I’m right in the middle right now—editing the middle of book two of the trilogy. I can’t think of a harder place to be if you’re trying to stay motivated. Especially because this is a second draft. And second drafts are brutal.
This is where you confront all the things you told yourself you’d “figure out later.” This is where you reread sloppy sections and resent the version of yourself who rushed through them. The momentum I had in the first draft now comes in fits and starts. There’s a lot more reading than writing. The work is slower—at least it feels slower.
This month, I wrote every day for twenty-five minutes. And in that time, I edited chapters nine through eleven. Two chapters in a month. About twelve and a half hours of work.
This book has twenty-six chapters.
And then there’s book three.
Yeah… doing that math was a mistake.
Sometimes I think I should speed things up. And now you know why this project is taking so long. Part of me wants to pour everything I have into it. But I also know that I can’t. Not while working full-time, training for a triathlon, making YouTube videos, and still trying to have something that resembles a normal life.

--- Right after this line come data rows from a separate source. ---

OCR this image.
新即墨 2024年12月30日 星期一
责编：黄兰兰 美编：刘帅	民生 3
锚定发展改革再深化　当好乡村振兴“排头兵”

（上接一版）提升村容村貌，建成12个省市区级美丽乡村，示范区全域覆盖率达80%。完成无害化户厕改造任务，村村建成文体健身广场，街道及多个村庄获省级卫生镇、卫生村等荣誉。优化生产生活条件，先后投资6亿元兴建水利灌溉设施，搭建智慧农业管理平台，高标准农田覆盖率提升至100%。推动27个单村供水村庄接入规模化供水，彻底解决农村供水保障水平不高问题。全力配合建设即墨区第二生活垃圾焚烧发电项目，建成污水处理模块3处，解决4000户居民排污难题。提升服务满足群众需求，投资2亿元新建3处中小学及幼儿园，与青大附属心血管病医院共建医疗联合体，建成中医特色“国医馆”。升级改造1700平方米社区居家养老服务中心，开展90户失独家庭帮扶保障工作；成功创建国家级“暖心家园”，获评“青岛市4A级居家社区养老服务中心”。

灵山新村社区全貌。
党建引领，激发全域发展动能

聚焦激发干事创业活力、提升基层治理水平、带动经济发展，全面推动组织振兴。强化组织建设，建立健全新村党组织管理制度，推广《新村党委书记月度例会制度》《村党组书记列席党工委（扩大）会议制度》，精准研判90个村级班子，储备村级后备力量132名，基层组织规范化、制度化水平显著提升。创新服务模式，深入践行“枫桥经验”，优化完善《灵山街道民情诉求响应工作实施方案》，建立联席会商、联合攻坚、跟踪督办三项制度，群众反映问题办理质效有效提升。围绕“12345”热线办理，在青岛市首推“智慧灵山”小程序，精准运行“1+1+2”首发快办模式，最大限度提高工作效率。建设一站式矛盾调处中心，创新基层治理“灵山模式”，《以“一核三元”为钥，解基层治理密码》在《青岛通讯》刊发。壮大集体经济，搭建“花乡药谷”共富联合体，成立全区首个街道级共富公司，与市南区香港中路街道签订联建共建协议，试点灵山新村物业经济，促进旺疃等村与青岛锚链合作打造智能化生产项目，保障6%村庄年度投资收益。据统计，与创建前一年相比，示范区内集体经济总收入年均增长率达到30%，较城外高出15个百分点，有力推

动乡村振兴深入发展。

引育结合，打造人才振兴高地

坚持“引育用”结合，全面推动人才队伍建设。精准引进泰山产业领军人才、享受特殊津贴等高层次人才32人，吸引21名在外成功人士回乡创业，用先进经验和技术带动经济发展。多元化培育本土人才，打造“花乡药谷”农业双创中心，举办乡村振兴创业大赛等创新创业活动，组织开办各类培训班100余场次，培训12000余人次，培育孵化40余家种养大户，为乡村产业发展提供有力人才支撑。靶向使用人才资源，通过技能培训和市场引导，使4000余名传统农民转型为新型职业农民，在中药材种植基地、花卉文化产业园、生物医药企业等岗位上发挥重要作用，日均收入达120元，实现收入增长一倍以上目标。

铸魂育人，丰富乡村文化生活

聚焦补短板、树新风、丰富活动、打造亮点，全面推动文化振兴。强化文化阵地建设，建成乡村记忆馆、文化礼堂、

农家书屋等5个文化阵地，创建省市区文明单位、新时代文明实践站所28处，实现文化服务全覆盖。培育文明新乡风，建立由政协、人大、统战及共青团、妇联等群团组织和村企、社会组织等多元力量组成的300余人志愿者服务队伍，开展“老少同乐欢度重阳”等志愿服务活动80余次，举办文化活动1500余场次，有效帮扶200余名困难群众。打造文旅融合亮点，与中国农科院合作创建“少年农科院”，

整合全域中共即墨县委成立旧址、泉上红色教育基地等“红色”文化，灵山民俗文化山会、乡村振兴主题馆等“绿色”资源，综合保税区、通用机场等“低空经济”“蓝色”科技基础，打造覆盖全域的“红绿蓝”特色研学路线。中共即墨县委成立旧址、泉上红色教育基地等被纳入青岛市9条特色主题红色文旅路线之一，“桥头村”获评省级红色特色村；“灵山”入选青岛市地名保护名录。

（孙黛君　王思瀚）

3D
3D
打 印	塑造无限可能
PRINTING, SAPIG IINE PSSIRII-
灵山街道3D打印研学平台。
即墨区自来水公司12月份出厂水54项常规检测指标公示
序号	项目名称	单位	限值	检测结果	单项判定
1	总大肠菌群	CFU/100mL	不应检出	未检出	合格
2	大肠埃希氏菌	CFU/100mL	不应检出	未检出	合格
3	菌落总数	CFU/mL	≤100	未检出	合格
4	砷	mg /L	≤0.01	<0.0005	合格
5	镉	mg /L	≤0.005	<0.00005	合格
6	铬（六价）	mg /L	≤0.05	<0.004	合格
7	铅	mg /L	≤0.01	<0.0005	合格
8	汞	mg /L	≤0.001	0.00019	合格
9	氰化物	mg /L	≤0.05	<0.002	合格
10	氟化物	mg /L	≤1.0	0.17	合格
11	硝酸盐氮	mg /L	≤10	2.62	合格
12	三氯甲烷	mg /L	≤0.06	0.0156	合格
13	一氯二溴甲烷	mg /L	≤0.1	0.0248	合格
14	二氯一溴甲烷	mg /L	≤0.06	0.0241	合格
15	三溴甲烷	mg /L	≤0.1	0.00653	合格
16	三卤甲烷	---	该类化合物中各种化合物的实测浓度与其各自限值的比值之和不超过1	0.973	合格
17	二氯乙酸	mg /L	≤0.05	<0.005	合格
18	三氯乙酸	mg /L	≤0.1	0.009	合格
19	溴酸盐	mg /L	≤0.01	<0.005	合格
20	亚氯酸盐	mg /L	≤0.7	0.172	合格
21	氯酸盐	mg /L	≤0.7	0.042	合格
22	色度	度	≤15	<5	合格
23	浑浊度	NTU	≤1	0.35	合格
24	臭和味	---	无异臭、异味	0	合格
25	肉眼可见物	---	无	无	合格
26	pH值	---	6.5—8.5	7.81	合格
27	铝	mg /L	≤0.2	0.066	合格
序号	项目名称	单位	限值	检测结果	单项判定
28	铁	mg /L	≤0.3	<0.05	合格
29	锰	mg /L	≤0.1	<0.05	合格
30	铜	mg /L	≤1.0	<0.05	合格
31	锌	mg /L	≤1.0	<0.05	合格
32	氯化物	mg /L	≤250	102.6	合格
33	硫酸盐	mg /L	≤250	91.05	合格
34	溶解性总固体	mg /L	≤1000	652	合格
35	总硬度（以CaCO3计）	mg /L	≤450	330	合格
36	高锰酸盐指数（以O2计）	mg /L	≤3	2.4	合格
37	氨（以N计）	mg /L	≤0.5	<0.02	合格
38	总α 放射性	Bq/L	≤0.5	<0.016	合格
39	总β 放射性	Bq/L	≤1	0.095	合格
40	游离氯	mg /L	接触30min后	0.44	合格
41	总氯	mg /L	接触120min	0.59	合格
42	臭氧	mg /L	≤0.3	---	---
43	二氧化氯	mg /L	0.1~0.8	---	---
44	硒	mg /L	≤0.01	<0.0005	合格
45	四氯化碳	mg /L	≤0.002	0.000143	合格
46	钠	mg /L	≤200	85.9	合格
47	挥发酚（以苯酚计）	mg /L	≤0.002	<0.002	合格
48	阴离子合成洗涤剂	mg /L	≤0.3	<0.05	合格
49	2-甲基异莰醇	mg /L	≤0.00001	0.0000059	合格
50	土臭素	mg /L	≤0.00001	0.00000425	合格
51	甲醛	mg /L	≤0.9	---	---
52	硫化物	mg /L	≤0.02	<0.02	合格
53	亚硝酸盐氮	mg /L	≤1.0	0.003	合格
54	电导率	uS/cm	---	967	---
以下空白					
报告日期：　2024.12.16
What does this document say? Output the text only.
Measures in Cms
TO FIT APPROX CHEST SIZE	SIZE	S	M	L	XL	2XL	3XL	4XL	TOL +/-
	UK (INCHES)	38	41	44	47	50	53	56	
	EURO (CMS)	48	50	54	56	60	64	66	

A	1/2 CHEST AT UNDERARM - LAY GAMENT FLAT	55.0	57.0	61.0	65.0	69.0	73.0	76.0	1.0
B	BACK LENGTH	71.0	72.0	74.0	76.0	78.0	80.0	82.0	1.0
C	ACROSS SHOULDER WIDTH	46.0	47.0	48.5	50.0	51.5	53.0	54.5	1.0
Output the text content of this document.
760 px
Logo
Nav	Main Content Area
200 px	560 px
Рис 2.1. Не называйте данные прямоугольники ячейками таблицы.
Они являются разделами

And strangely, I like this balance. When I stop thinking about needing to finish, I feel better. I feel at peace with the project. It becomes a routine. Something I return to. Which I think I talked about in my last video.
It’s hard to explain what writing is to me now. It’s something nobody really cares about. It’s something I barely talk about, because no one wants to hear about a project this vague and this long. Friends and family want something recent to cheer for.
But writing feels more like a birthday.
It’s something you come back to every so often and celebrate the fact that you’re still doing it. You’re still here. You haven’t quit. You’re still creating. Still breathing. Another trip around the sun. A little more progress.
And sometimes, as the world turns, you get small upgrades along the way. This time, it was a new monitor—something to make the journey slightly easier. Which is good, because the work itself isn’t getting easier.
It’s about recognizing when things are hard. And accepting that when it’s hard, it’s going to move more slowly. I curse the writer I was two years ago for leaving me with this messy draft. I curse him for not thinking things through. For making it up as he went.
But… isn’t that life? Making it up as we go.
I think this project is in its adult stage now. I understand that it’s a daily grind. No one is going to finish it for me. If I abandon it, it dies. If I keep showing up—even in small ways—it keeps growing.
Like me.
And honestly, I don’t think there’s another upgrade that will suddenly make this easy. I don’t need a third monitor. Sometimes you already have everything you need, and what’s left is just the work. It’s like buying a faster bike but still being afraid to descend. The upgrade only matters when you’ve leveled up.
It’s like that old saying: When the student is ready, the master appears.
For now, it’s about maintaining inertia. Keeping momentum. Filming myself every day helps. And knowing there’s a break at the end helps too. You learn these little tricks as you get older. You learn how you work. And at this stage—when things feel the hardest—this is enough.